SPOILERS?: Some very major spoilers for Cowboy Bebop. No spoilers for the Dresden Files
PREVIEW/SUMMARY: For Faye Valentine, her latest bounty was supposed to be a nice simple lining of her pockets. The only problem was, this particular bounty has turned being frustrating into a fine art.
WORD COUNT: 3,046

The best part about waking up in the wrong century, Faye had always told herself, was that there wasn’t anyone who could pretend to understand you. After all, everyone who could possibly have pretended that they could relate to you before were long buried under the dirt, and even if they weren’t dead or a wrinkled old husk waiting for grandkids who wouldn’t call, they still couldn’t hope to play at knowing what it was like to wake up one day and realize that you’d lost fifty four years of living. While some simpering sentimentalist might have shed some tears about the crushing isolation of such an existence, Faye had no time for such whiny sentiments and the suckers who clung to them.

No, the isolation wasn’t crushing, it was freeing. When people couldn’t pretend to relate to you, they couldn’t wear you down day after day with fake sympathy and loyalty until you honestly believed they cared, just in time for them to stab you in the back and leave you with the hospital bill. She might have learned that lesson the hard way, but it had been a lesson worth learning. It had saved her all those times when that stupid little girl’s voice had started to tell her that maybe these people were different, maybe this time she had met someone who would come looking for her if she went missing.
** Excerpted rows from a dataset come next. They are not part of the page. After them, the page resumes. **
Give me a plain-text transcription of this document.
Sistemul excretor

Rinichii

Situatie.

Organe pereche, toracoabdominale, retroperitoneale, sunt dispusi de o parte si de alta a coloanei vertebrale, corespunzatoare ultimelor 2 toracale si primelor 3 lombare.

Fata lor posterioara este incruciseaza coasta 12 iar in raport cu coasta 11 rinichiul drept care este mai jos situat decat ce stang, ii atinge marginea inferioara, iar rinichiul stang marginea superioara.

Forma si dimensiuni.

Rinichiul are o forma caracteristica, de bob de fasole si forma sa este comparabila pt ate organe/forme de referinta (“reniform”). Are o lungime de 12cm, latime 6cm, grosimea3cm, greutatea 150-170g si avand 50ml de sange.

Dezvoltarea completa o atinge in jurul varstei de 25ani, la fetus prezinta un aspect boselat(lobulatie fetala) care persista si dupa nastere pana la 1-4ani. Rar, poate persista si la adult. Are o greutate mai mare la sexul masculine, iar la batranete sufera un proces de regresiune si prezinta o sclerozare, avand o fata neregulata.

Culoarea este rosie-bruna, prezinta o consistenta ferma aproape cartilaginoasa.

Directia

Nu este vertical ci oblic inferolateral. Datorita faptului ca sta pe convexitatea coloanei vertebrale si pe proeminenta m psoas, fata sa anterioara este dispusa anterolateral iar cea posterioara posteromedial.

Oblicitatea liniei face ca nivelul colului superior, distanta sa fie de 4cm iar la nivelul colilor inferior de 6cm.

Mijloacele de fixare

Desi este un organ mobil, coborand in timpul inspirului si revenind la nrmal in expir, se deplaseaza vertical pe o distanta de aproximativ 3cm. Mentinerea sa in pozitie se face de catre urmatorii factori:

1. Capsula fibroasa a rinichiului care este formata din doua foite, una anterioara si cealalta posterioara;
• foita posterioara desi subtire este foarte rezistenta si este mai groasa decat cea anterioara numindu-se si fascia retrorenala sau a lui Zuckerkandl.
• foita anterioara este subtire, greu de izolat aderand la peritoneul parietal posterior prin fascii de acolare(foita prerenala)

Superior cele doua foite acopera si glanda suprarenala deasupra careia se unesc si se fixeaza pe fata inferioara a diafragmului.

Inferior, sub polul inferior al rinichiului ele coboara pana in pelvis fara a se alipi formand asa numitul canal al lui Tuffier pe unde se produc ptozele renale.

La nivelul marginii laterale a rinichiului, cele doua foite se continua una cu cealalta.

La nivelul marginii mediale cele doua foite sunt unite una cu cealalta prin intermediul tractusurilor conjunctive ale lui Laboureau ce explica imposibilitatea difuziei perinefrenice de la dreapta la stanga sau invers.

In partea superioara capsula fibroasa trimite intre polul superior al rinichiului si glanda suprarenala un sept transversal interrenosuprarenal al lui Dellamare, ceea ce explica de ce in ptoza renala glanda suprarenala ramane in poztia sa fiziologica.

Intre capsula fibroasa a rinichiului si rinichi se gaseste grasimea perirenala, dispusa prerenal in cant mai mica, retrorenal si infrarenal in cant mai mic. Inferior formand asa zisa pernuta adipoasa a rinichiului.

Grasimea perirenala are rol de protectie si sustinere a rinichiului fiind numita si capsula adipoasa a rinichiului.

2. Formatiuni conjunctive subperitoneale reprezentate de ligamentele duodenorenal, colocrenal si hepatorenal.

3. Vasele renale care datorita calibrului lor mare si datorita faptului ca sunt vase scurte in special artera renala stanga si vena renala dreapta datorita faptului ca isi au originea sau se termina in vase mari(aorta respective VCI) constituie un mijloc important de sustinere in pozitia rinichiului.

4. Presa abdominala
Someone who would cry if she died.

No, just about the only nice thing she could say about those two lunkheads she’d gotten in the habit of hanging around with purely because she couldn’t fit a hot shower on the Red Tail was that they weren’t the sort to shed fake tears. The only one of that lot who might miss her was Edward, and the little hacker prodigy existed so far off in space Faye wasn’t sure she even understood the concept of death.

No, alone was what she was, and she wouldn’t have it any other way. Besides, who could she possibly meet as interesting and amazing as herself?

That was what she told herself on those rare nights when she just could not sleep, staring up at a roof that seemed to fade further and further into the dark distance. It made the ache a little better. In a way knowing she was alone was the only stable fact of her existence, and that was why she should have known it wouldn’t last.

Everything had started simple enough. Some big interstellar cooperation had put out a pretty hefty bounty on a small time wannabe detective under the claim he’d engaged in industrial espionage, though the truth was more likely he’d just stumbled onto just enough knowledge to be an annoyance to someone important. Not that Faye cared much for the truth, and since the part she did care about, namely the paycheck, had been good, she’d been more than happy to wrap up a nice easy bounty.

Finding the job, however, proved to be the only easy part. For some reason, despite the fact that the guy was apparently as subtle as the Bebop was graceful, the small time detective had managed to lead her on a merry little chase all across Io. No matter how solid her information, no matter how great her head start, no matter how many traffic laws she left laying broken and weeping in her wake, her bounty was always just a step ahead of her. After the fourth time she just missed him the chase had stopped even being about the bounty for Faye, and all about how much her target was pissing her off. Didn’t he know that she wasn’t ever supposed to chase men? They were supposed to be lining up to come to her dammit!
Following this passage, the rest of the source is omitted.